There are syndromes that are familiar even to a person who is far from medicine. For example, almost everyone has heard about Asperger Syndrome . But Horner's syndrome is not so often discussed in the press. Although this symptom complex strongly interferes with the life of someone who is “unlucky” to get sick. However, there are few such people; this condition is very rare.

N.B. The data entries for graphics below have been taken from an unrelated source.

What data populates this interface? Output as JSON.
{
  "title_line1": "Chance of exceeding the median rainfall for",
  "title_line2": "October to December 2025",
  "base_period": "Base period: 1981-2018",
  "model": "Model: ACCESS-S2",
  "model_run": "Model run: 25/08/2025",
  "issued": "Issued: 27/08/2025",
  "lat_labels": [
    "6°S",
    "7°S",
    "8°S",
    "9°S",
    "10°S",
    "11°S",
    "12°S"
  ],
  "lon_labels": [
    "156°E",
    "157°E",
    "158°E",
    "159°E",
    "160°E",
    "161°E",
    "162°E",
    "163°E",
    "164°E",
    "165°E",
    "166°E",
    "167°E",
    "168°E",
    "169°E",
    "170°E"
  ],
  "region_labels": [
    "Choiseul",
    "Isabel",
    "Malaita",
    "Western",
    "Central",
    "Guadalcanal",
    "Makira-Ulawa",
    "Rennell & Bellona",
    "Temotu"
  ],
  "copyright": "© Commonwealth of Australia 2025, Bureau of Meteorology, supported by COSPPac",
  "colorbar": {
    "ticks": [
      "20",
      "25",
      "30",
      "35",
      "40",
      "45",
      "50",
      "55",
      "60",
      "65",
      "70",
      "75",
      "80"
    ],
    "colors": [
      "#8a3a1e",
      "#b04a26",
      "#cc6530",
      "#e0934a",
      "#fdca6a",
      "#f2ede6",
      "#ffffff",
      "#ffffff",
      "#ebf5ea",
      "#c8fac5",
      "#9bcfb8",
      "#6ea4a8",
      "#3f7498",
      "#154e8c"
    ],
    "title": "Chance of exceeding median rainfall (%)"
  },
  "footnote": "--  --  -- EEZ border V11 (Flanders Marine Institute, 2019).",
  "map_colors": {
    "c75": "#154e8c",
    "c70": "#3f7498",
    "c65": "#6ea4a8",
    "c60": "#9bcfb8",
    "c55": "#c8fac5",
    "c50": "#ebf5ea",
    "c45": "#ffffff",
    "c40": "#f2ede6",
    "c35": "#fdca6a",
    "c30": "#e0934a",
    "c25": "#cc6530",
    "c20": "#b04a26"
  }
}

Horner's syndrome is associated with impaired functioning of the sympathetic nerves responsible for the condition of the face and eyes. It is caused by any problems in the nerve tissue, which connects the peripheral nerves to the eyes and face, with the center - the hypothalamus. The sympathetic nerves themselves do not transmit a control signal from the center, but they maintain the tissues and organs “in working condition”, therefore, when the functioning of these nerves is impaired, the organs do not work normally. The degree of damage can be different.
When does Horner's syndrome occur?
Firstly, when an injury occurs to any of the arteries supplying the brain with oxygen. For example, the carotid artery.
Secondly, with damage to nerves in such an formation as the brachial plexus.
Thirdly, often Horner's syndrome manifests itself simultaneously with migraines.
Fourth, it happens as a consequence of a stroke or a tumor in the brain stem.
Fifth, sometimes the syndrome occurs simultaneously with a tumor in the apex of the lung.
Sixth, a disease is possible after a viral infection, as well as a result of an autoimmune process in which the body destroys its own cells.
Seventh, it is congenital, in which case it is combined with the lack of color of the iris of the child.
Symptoms of the disease are as follows:
- Reduced sweating in the affected area of ​​the face, while local thermoregulation is disturbed;
- The eyelid falls and does not rise arbitrarily (this condition is also called ptosis);
- Violation of the position of the eyeball;
- Swelling of the lower eyelid;
- The pupil becomes small and narrowed.
Of course, from the pupil and eyelid, it can be assumed that the patient has Bernard-Horner syndrome. However, as a rule, a good doctor is not limited to stating a pair of symptoms. Indeed, damage to the sympathetic nervous system can be much wider than with the syndrome under consideration. Perhaps other areas on the body are affected, so in such cases a complete neurological examination is performed. A study of pupillary reactions is also carried out, while examining how the relative and absolute sizes of the pupil change when exposed to bright light and darkness. In Horner's syndrome, the pupil in the dark expands much more slowly than normal. And even substances that help dilate the pupil are unable to make the reactions right.
Blood tests, angiographic procedures are also performed (contrast medium allows you to see the state of the cerebral arteries), fluorography, as well as MRI scans of the brain, puncture of cerebrospinal fluid at the level of the lumbar vertebrae.
So, Horner's syndrome is established. Treatment may be different, because the choice of a particular method depends on the cause that triggered the disease, and they can be very different. The prognosis may be good, or not very, depending on whether the cause is correctly established in a particular case. Horner's syndrome itself has no complications, but a deterioration in health is possible due to the disease that triggered the syndrome.
Of course, not in all cases a complete cure is possible, if the nerve tissue was damaged by viruses, you can only take drugs that improve blood circulation in the brain, and hope for the best. If a tumor was detected, it must be removed as soon as possible. In case of malignant transformation, classical irradiation is also carried out.
It’s not Horner’s syndrome that is dangerous, but the disease that is behind it, so you should contact a qualified ophthalmologist at the first manifestations of these symptoms. It may be possible to cope with the disease at an early stage.